Date of Observation: 11/19/2016
Name: Zach Guy
Aspect: North, North East
Elevation: 11600-12700 ft
Avalanches: Observed six recent natural slab avalanches on N and NE aspects above treeline, ranging from D1 to D2 in size. Most of these appeared to fail as hard slabs (topped by recent soft snow) in old, faceted layers near the ground. HS-N-R1-D1/D2-O/G. A few ran as soft slabs, perhaps failing at the storm interface. SS-N-R1-D1-U. See photos and snowpack obs for more details. Also evidence of a handful of D1 loose snow avalanches that ran mid storm on Thursday.
Weather: Mild temps, moderate west winds with minimal snow transport, clear skies.

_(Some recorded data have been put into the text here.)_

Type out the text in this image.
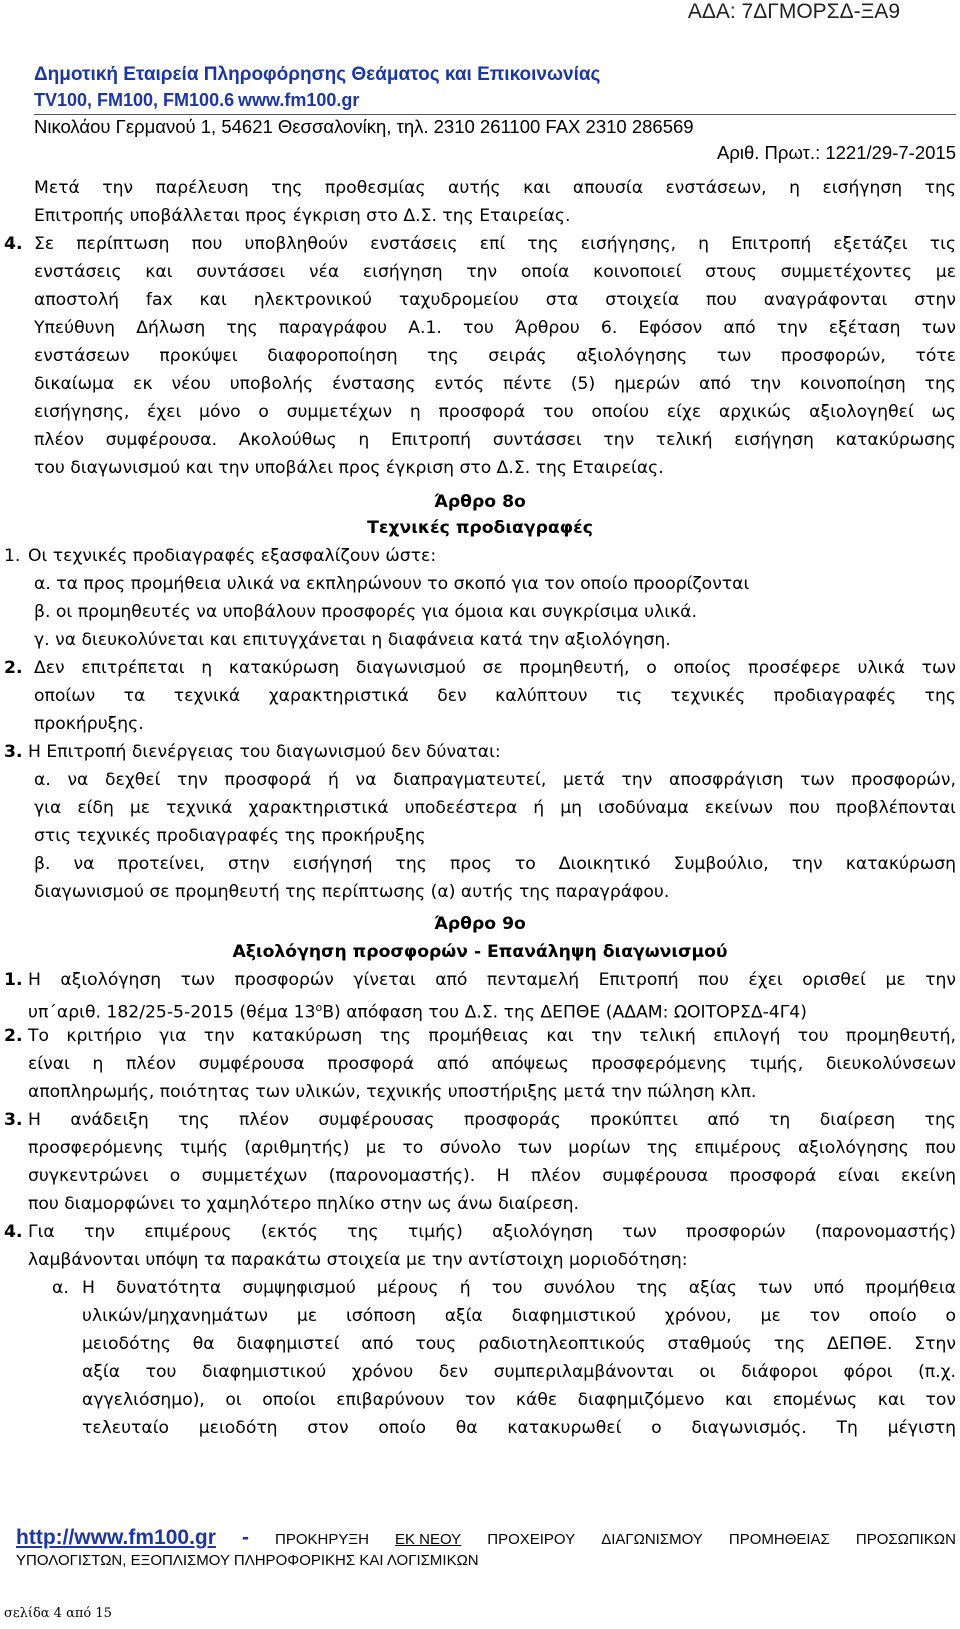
ΑΔΑ: 7ΔΓΜΟΡΣΔ-ΞΑ9
Δημοτική Εταιρεία Πληροφόρησης Θεάματος και Επικοινωνίας
TV100, FM100, FM100.6 www.fm100.gr
Νικολάου Γερμανού 1, 54621 Θεσσαλονίκη, τηλ. 2310 261100 FAX 2310 286569
Αριθ. Πρωτ.: 1221/29-7-2015
Μετά την παρέλευση της προθεσμίας αυτής και απουσία ενστάσεων, η εισήγηση της
Επιτροπής υποβάλλεται προς έγκριση στο Δ.Σ. της Εταιρείας.
4. Σε περίπτωση που υποβληθούν ενστάσεις επί της εισήγησης, η Επιτροπή εξετάζει τις
ενστάσεις και συντάσσει νέα εισήγηση την οποία κοινοποιεί στους συμμετέχοντες με
αποστολή fax και ηλεκτρονικού ταχυδρομείου στα στοιχεία που αναγράφονται στην
Υπεύθυνη Δήλωση της παραγράφου Α.1. του Άρθρου 6. Εφόσον από την εξέταση των
ενστάσεων προκύψει διαφοροποίηση της σειράς αξιολόγησης των προσφορών, τότε
δικαίωμα εκ νέου υποβολής ένστασης εντός πέντε (5) ημερών από την κοινοποίηση της
εισήγησης, έχει μόνο ο συμμετέχων η προσφορά του οποίου είχε αρχικώς αξιολογηθεί ως
πλέον συμφέρουσα. Ακολούθως η Επιτροπή συντάσσει την τελική εισήγηση κατακύρωσης
του διαγωνισμού και την υποβάλει προς έγκριση στο Δ.Σ. της Εταιρείας.
Άρθρο 8ο
Τεχνικές προδιαγραφές
1. Οι τεχνικές προδιαγραφές εξασφαλίζουν ώστε:
α. τα προς προμήθεια υλικά να εκπληρώνουν το σκοπό για τον οποίο προορίζονται
β. οι προμηθευτές να υποβάλουν προσφορές για όμοια και συγκρίσιμα υλικά.
γ. να διευκολύνεται και επιτυγχάνεται η διαφάνεια κατά την αξιολόγηση.
2. Δεν επιτρέπεται η κατακύρωση διαγωνισμού σε προμηθευτή, ο οποίος προσέφερε υλικά των
οποίων τα τεχνικά χαρακτηριστικά δεν καλύπτουν τις τεχνικές προδιαγραφές της
προκήρυξης.
3. Η Επιτροπή διενέργειας του διαγωνισμού δεν δύναται:
α. να δεχθεί την προσφορά ή να διαπραγματευτεί, μετά την αποσφράγιση των προσφορών,
για είδη με τεχνικά χαρακτηριστικά υποδεέστερα ή μη ισοδύναμα εκείνων που προβλέπονται
στις τεχνικές προδιαγραφές της προκήρυξης
β. να προτείνει, στην εισήγησή της προς το Διοικητικό Συμβούλιο, την κατακύρωση
διαγωνισμού σε προμηθευτή της περίπτωσης (α) αυτής της παραγράφου.
Άρθρο 9ο
Αξιολόγηση προσφορών - Επανάληψη διαγωνισμού
1. Η αξιολόγηση των προσφορών γίνεται από πενταμελή Επιτροπή που έχει ορισθεί με την
υπ΄αριθ. 182/25-5-2015 (θέμα $13^oB$) απόφαση του Δ.Σ. της ΔΕΠΘΕ (ΑΔΑΜ: ΩΟΙΤΟΡΣΔ-4Γ4)
2. Το κριτήριο για την κατακύρωση της προμήθειας και την τελική επιλογή του προμηθευτή,
είναι η πλέον συμφέρουσα προσφορά από απόψεως προσφερόμενης τιμής, διευκολύνσεων
αποπληρωμής, ποιότητας των υλικών, τεχνικής υποστήριξης μετά την πώληση κλπ.
3. Η ανάδειξη της πλέον συμφέρουσας προσφοράς προκύπτει από τη διαίρεση της
προσφερόμενης τιμής (αριθμητής) με το σύνολο των μορίων της επιμέρους αξιολόγησης που
συγκεντρώνει ο συμμετέχων (παρονομαστής). Η πλέον συμφέρουσα προσφορά είναι εκείνη
που διαμορφώνει το χαμηλότερο πηλίκο στην ως άνω διαίρεση.
4. Για την επιμέρους (εκτός της τιμής) αξιολόγηση των προσφορών (παρονομαστής)
λαμβάνονται υπόψη τα παρακάτω στοιχεία με την αντίστοιχη μοριοδότηση:
α. Η δυνατότητα συμψηφισμού μέρους ή του συνόλου της αξίας των υπό προμήθεια
υλικών/μηχανημάτων με ισόποση αξία διαφημιστικού χρόνου, με τον οποίο ο
μειοδότης θα διαφημιστεί από τους ραδιοτηλεοπτικούς σταθμούς της ΔΕΠΘΕ. Στην
αξία του διαφημιστικού χρόνου δεν συμπεριλαμβάνονται οι διάφοροι φόροι (π.χ.
αγγελιόσημο), οι οποίοι επιβαρύνουν τον κάθε διαφημιζόμενο και επομένως και τον
τελευταίο μειοδότη στον οποίο θα κατακυρωθεί ο διαγωνισμός. Τη μέγιστη
http://www.fm100.gr - ΠΡΟΚΗΡΥΞΗ ΕΚ ΝΕΟΥ ΠΡΟΧΕΙΡΟΥ ΔΙΑΓΩΝΙΣΜΟΥ ΠΡΟΜΗΘΕΙΑΣ ΠΡΟΣΩΠΙΚΩΝ
ΥΠΟΛΟΓΙΣΤΩΝ, ΕΞΟΠΛΙΣΜΟΥ ΠΛΗΡΟΦΟΡΙΚΗΣ ΚΑΙ ΛΟΓΙΣΜΙΚΩΝ
σελίδα 4 από 15
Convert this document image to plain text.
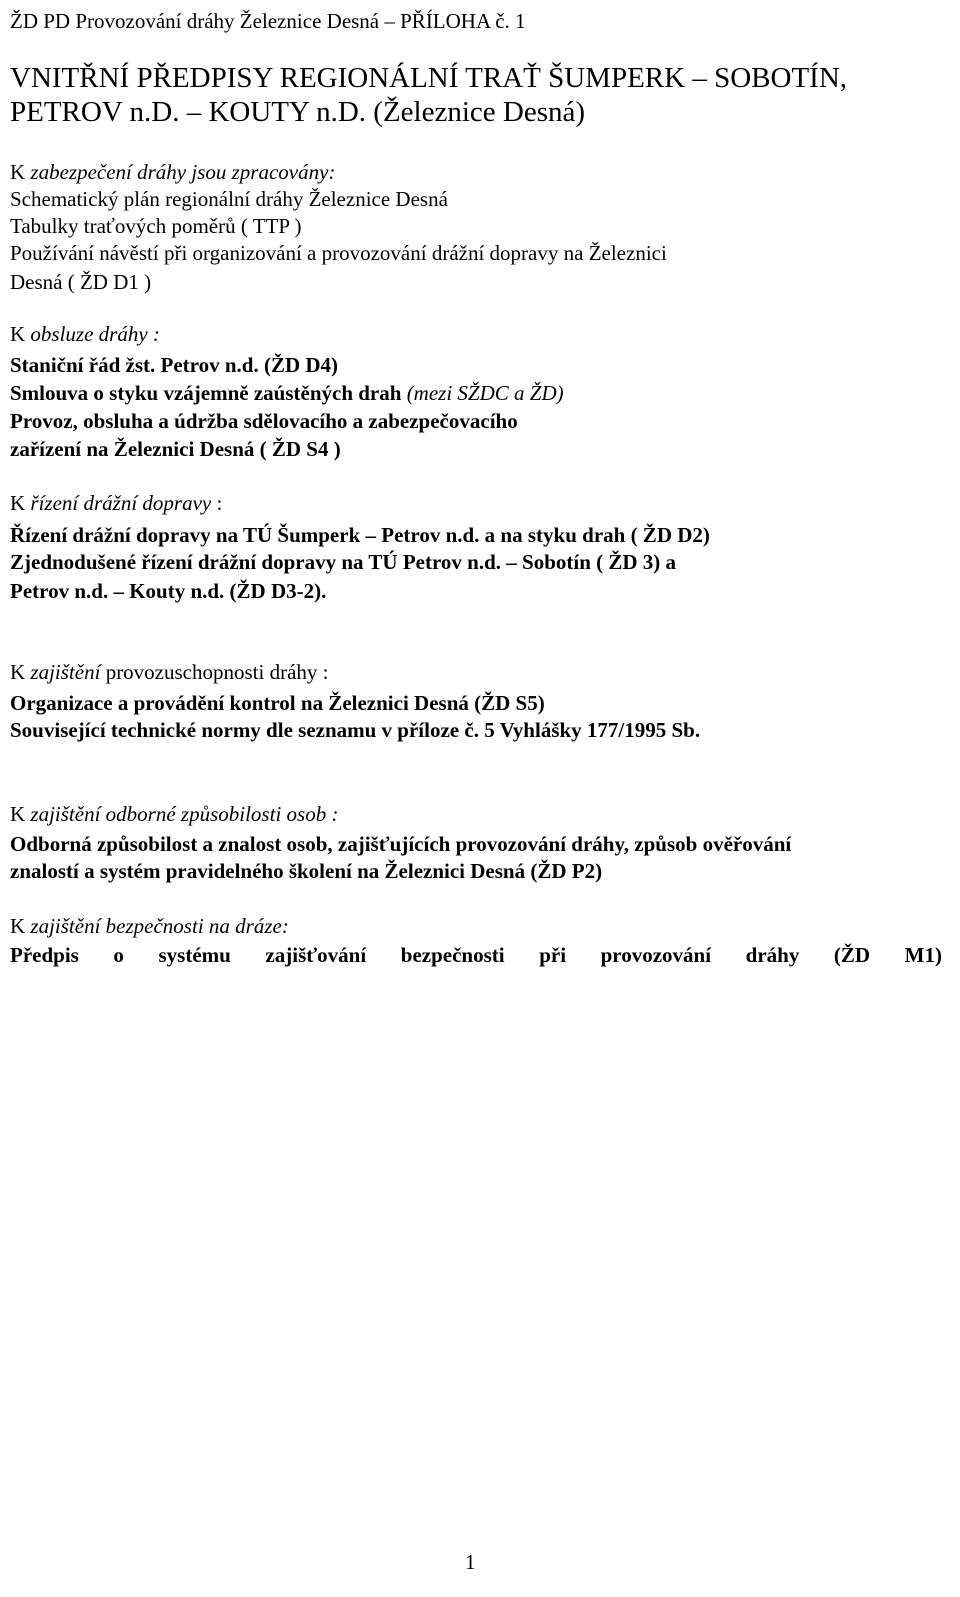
ŽD PD Provozování dráhy Železnice Desná – PŘÍLOHA č. 1
VNITŘNÍ PŘEDPISY REGIONÁLNÍ TRAŤ ŠUMPERK – SOBOTÍN,
PETROV n.D. – KOUTY n.D. (Železnice Desná)
K zabezpečení dráhy jsou zpracovány:
Schematický plán regionální dráhy Železnice Desná
Tabulky traťových poměrů ( TTP )
Používání návěstí při organizování a provozování drážní dopravy na Železnici
Desná ( ŽD D1 )
K obsluze dráhy :
Staniční řád žst. Petrov n.d. (ŽD D4)
Smlouva o styku vzájemně zaústěných drah (mezi SŽDC a ŽD)
Provoz, obsluha a údržba sdělovacího a zabezpečovacího
zařízení na Železnici Desná ( ŽD S4 )
K řízení drážní dopravy :
Řízení drážní dopravy na TÚ Šumperk – Petrov n.d. a na styku drah ( ŽD D2)
Zjednodušené řízení drážní dopravy na TÚ Petrov n.d. – Sobotín ( ŽD 3) a
Petrov n.d. – Kouty n.d. (ŽD D3-2).
K zajištění provozuschopnosti dráhy :
Organizace a provádění kontrol na Železnici Desná (ŽD S5)
Související technické normy dle seznamu v příloze č. 5 Vyhlášky 177/1995 Sb.
K zajištění odborné způsobilosti osob :
Odborná způsobilost a znalost osob, zajišťujících provozování dráhy, způsob ověřování
znalostí a systém pravidelného školení na Železnici Desná (ŽD P2)
K zajištění bezpečnosti na dráze:
Předpis o systému zajišťování bezpečnosti při provozování dráhy (ŽD M1)
1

Snowpack: In this basin, northerly aspects above treeline are loudly announcing a worrisome snowpack structure. We experienced widespread collapsing with shooting cracks radiating as far as 300 feet away. The structure is composed of the recent snow at the surface (4F to F, 5-16″ deep, depending on windloading) over a combination of older, hard slab, crusts, and facets. The older slabs and meltfreeze grains generally range from 1F to P in hardness and 2″ to 15″ thick, depending on aspect and windloading. On the ground, and occasionally sandwiched between crusts, is a fist hard, 1-1.5mm facet layer, 2-6″ thick. We got repeated ECTP results in several different locations, ranging from ECTPV to ECTPH. On steep, windloaded southerly aspects, we were unable to produce any signs of instability, and the recent is already melting back to a patchy distribution on S and W aspects.